Bob Huber, chief security officer at Tenable, attributed the addition of new vulnerable assets to an enterprise environment as one cause for the recurrence, according to the blog. While he told TechTarget Editorial that the addition of new systems and assets is the most frequent action that inadvertently reintroduces Log4Shell, addressing issues in both the build pipeline and runtime environment is equally important.

"As it stands, many organizations address the issue on the right side -- in their runtime environment -- only to be replaced with another insecure build," Huber said in an email to TechTarget Editorial. "Identifying every instance of insecure code in use is nontrivial for most organizations, including third parties."

For the 72% of organizations that remain vulnerable, Huber said many are aware they carry risk, however their exposure management programs are not 100% effective across the board.
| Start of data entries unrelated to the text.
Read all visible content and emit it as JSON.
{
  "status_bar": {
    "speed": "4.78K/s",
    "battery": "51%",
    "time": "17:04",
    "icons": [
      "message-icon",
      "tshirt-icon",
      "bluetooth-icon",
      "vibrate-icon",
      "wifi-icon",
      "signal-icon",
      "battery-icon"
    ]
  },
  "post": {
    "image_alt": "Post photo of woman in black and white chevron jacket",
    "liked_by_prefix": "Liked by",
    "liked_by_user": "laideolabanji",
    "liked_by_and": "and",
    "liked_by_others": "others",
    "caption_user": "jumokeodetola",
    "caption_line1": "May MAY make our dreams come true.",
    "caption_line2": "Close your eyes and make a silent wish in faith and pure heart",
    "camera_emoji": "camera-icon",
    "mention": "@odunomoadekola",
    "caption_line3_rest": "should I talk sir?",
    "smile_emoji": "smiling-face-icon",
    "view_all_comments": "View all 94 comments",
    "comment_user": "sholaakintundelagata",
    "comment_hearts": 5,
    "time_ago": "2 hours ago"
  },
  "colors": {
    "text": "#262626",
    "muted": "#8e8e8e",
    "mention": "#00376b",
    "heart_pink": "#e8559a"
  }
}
He cited several factors that contribute to a strong foundation, including establishing ownerships of devices and assets and building consensus on what an effective exposure management program looks like, complete with agreed-upon roles, responsibilities, and expectations.

To that end, Huber emphasized the importance of continually assessing enterprise environments for the flaw, as well as other critical vulnerabilities.

However, new hybrid work models that combine on-premises and cloud infrastructures have made it increasingly difficult for enterprises to keep track of everything present in its environment. Combined with a growing list of severe vulnerabilities and understaffed security teams, companies have trouble when it comes to prioritizing patches.

"The data highlights legacy vulnerability remediation challenges, which are the root cause of the majority of data breaches," the blog post read.

Progress against Log4Shell

Log4Shell remains a significant concern, as evidenced by its inclusion in two recent government advisories. Earlier this month, CISA warned that an unnamed organization in the Federal Civilian Executive Branch was compromised by an Iranian threat group that gained access to its systems through a VMware Horizon server where Log4Shell was not patched. In October, the vulnerability was included in the U.S. government's list of the most commonly exploited vulnerabilities by Chinese state-sponsored actors.

Despite the ongoing threat, Tenable researchers did discover some improvements.

In December when it was initially uncovered, Tenable found that one in 10 assets were vulnerable to Log4Shell. As of October, that number had decreased to 2.5%. Additionally, Tenable researchers observed a 14-point improvement from May to October as "28% of organizations across the globe have fully remediated Log4Shell."

Breaking it down by sector, Tenable determined that nearly half of engineering organizations have fully remediated, along with approximately 28% of CISA-defined critical infrastructures. That includes 16 sectors overall such as food and agriculture, energy, and healthcare and public health.